High school. Purgatory no longer, it was now purely hell. Torment and fire...yes, I had both.
I was doing everything correctly now. Every "i" dotted, every "t" crossed. No one could complain that I was shirking my responsibilities.
To please Esme and protect the others, I stayed in Forks. I returned to my old schedule. I hunted no more than the rest of them. Everyday, I attended high school and played human. Everyday, I listened carefully for anything new about the Cullens - there never was anything new. The girl did not speak one word of her suspicions. She just repeated the same story again and again - I'd been standing with her and then pulled her out of the way - till her eager listeners got bored and stopped looking for more details. There was no danger. My hasty action had hurt no one.
No one but myself.
I was determined to change the future. Not the easiest task to set for oneself, but there was no other choice that I could live with.
Alice said that I would not be strong enough to stay away from the girl. I would prove her wrong.
I'd thought the first day would be the hardest. By the end of it, I'd been sure that was the case. I'd been wrong, though.
It had rankled, knowing that I would hurt the girl. I'd comforted myself with the fact that her pain would be nothing more than a pinprick - just a tiny sting of rejection - compared to mine. Bella was human, and she knew that I was something else, something wrong, something frightening. She would probably be more relieved than wounded when I turned my face away from her and pretended that she didn't exist.
"Hello, Edward," she'd greeted me, that first day back in biology. Her voice had been pleasant, friendly, one hundred and eighty degrees from the last time I'd spoken with her.
Why? What did the change mean? Had she forgotten? Decided she had imagined the whole episode? Could she possibly have forgiven me for not following through on my promise?
The questions had burned like the thirst that attacked me every time I breathed. Just one moment to look in her eyes. Just to see if I could read the answers there...
No. I could not allow myself even that. Not if I was going to change the future. I'd moved my chin an inch in her direction without looking away from the front of the room. I'd nodded once, and then turned my face straight forward.
She did not speak to me again.
That afternoon, as soon as school was finished, my role played, I ran to Seattle as I had the day before. It seemed that I could handle the aching just slightly better when I was flying over the ground, turning everything around me into a green blur.
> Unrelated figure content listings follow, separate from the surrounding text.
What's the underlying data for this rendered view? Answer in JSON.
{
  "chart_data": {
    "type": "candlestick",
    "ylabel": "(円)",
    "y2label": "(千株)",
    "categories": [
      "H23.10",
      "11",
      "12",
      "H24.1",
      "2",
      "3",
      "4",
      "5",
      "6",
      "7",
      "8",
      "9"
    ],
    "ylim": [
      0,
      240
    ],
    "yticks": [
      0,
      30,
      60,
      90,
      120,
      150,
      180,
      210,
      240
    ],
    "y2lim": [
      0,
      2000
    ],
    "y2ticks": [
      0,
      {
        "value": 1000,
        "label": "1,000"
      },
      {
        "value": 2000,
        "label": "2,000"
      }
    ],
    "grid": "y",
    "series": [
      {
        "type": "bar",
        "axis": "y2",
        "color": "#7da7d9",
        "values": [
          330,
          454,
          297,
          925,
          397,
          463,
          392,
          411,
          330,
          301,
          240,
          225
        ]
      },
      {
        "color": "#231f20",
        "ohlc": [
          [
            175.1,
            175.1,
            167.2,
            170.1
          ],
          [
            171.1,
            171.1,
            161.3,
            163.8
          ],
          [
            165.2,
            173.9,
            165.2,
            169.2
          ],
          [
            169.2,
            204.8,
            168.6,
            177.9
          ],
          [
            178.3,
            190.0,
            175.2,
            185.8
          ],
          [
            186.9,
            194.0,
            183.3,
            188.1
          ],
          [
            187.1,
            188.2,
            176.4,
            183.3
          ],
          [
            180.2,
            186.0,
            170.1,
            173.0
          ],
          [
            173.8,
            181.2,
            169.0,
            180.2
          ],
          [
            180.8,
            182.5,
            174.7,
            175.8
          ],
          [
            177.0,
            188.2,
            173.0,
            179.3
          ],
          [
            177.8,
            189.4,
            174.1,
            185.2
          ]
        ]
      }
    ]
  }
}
This run became my daily habit.
Did I love her? I did not think so. Not yet. Alice's glimpses of that future had stuck with me, though, and I could see how easy it would be to fall into loving Bella. It would be exactly like falling: effortless. Not letting myself love her was the opposite of falling - it was pulling myself up a cliff-face, hand over hand, the task as grueling as if I had no more than mortal strength.
More than a month passed, and every day it got harder. That made no sense to me - I kept waiting to get over it, to have it get easier. This must be what Alice had meant when she'd predicted that I would not be able to stay away from the girl. She had seen the escalation of the pain. But I could handle pain.
I would not destroy Bella's future. If I was destined to love her, then wasn't avoiding her the very least I could do?
Avoiding her was about the limit of what I could bear, though. I could pretend to ignore her, and never look her way. I could pretend that she was of no interest to me. But that was the extent, just pretense and not reality.
I still hung on every breath she took, every word she said.
I lumped my torments into four categories.
The first two were familiar. Her scent and her silence. Or, rather - to take the responsibility on myself where it belonged - my thirst and my curiosity.